Do American Jews care about the Civil War? In a recent article in The Forward Jonathan Sarna says that they do not, and that they should. In the mid-19th century they certainly cared. The New York Times reports that Rabbinic leaders came out with public pronouncements about slavery, and their interpretation of the Torah's view on that subject.

But what does an educator do if he wants to teach this material to his students?

When Shlomo Horwitz, director of Jewish Crossroads, wanted to develop a program on this topic, he turned to his virtual colleagues on the Lookjed list, asking them for sources on Civil War era slavery as well as how Judaism perceives the institution of slavery in the Messianic era.

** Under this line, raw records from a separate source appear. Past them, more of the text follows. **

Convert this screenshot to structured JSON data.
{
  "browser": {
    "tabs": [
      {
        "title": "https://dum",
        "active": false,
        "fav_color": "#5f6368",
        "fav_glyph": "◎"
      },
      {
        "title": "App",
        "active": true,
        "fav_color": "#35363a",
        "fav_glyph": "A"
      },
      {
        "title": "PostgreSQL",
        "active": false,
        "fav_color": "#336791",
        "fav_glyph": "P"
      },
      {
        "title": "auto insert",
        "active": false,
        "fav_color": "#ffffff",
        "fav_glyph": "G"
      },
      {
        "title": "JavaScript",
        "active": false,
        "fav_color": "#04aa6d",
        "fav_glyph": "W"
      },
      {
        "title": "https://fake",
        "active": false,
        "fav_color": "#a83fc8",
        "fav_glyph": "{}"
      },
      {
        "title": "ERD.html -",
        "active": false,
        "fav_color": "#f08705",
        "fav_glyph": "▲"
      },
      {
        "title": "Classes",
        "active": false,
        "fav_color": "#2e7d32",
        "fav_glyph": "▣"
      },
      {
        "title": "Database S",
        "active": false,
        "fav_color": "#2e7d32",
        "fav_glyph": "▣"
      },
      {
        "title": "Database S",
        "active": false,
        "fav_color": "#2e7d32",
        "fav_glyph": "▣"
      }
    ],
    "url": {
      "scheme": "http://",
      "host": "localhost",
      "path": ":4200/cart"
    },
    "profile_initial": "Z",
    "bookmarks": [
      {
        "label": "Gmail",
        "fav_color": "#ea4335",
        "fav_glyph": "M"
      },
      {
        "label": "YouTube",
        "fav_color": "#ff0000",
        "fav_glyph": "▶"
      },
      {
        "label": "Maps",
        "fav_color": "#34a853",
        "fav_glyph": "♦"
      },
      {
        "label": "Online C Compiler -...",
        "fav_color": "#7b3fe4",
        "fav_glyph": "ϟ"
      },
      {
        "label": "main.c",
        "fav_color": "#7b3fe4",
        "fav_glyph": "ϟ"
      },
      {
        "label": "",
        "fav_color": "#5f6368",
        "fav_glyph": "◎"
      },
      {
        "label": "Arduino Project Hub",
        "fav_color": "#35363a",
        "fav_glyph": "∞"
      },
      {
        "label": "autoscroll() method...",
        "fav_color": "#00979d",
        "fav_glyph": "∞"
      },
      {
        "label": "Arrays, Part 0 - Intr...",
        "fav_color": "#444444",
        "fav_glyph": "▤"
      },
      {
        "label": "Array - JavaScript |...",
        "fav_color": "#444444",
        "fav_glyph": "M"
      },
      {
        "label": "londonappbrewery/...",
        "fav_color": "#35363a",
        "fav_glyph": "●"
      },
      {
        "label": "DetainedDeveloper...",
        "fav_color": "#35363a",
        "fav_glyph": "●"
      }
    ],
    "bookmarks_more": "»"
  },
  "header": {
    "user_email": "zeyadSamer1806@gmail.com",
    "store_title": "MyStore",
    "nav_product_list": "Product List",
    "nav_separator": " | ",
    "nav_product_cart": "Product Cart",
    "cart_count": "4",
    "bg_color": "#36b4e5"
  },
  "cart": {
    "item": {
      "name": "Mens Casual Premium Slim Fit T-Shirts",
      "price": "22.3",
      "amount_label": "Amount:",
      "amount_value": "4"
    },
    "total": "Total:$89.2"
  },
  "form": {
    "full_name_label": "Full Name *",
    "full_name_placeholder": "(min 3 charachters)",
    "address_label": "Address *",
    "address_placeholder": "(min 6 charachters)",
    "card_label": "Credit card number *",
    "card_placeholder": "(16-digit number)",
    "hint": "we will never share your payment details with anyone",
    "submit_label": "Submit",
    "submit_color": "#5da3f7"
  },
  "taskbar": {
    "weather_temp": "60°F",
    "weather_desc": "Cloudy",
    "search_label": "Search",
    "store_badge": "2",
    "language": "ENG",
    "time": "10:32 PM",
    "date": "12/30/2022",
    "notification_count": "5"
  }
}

Answers came in quickly. From Bar-Ilan University, Adam Ferziger, associate director of the Graduate Program in Contemporary Jewry suggested Marc Saperstein's work, which led to an off-list email correspondence with Professor Saperstein (who both recommended his own Jewish Preaching in Times of War, 1800-2001 and offered links to various sermons, like this one).

Regarding slavery in Messianic times, Shalom Carmy recommended reading Rav Kook's letters on the subject and Elli Fischer pointed to a series of Virtual Bet Midrash lectures that focused on these letters.

Ultimately, Shlomo Horwitz put these - and other - suggested resources together to create an educational program. He also developed a short podcast where he shared some of this material.


1 comment:

  1. I certainly commend and celebrate a discussion of slavery based on Jewish sources. I think that ought to go without saying.

    I would like to note, however, that the Civil War was not about slavery, per se. The South seceded over slavery, yes, but Lincoln himself, in his letter to Horace Greeley, said that the Civil War was not about the slavery that inspired the secession, but was rather about the secession itself. Lincoln's reports to Congress indicate much the same. By contrast, Thomas Jefferson's Kentucky Resolutions and James Madison's Virgina Resolution and Report of 1800, all collectively known as the Principles of '98, present a view of the Constitution diametrically opposed to Lincoln's. According to the principles of Jefferson and Madison, the Civil War was an unconstitutional act by Lincoln and was an unjust war of aggression. Personally, I believe a truly Jewish view would be similar to the view of James H. Thornwell (a southern Presbyterian minister) in his "A Sermon on National Sins." There, Thornwell summarizes the "Principles of '98"-type interpretation of the Constitution, and the Biblical laws of being honest and truthful and keeping one's oaths and contracts, and says that these Biblical laws condemn the Union's violation of the Constitution and justify secession.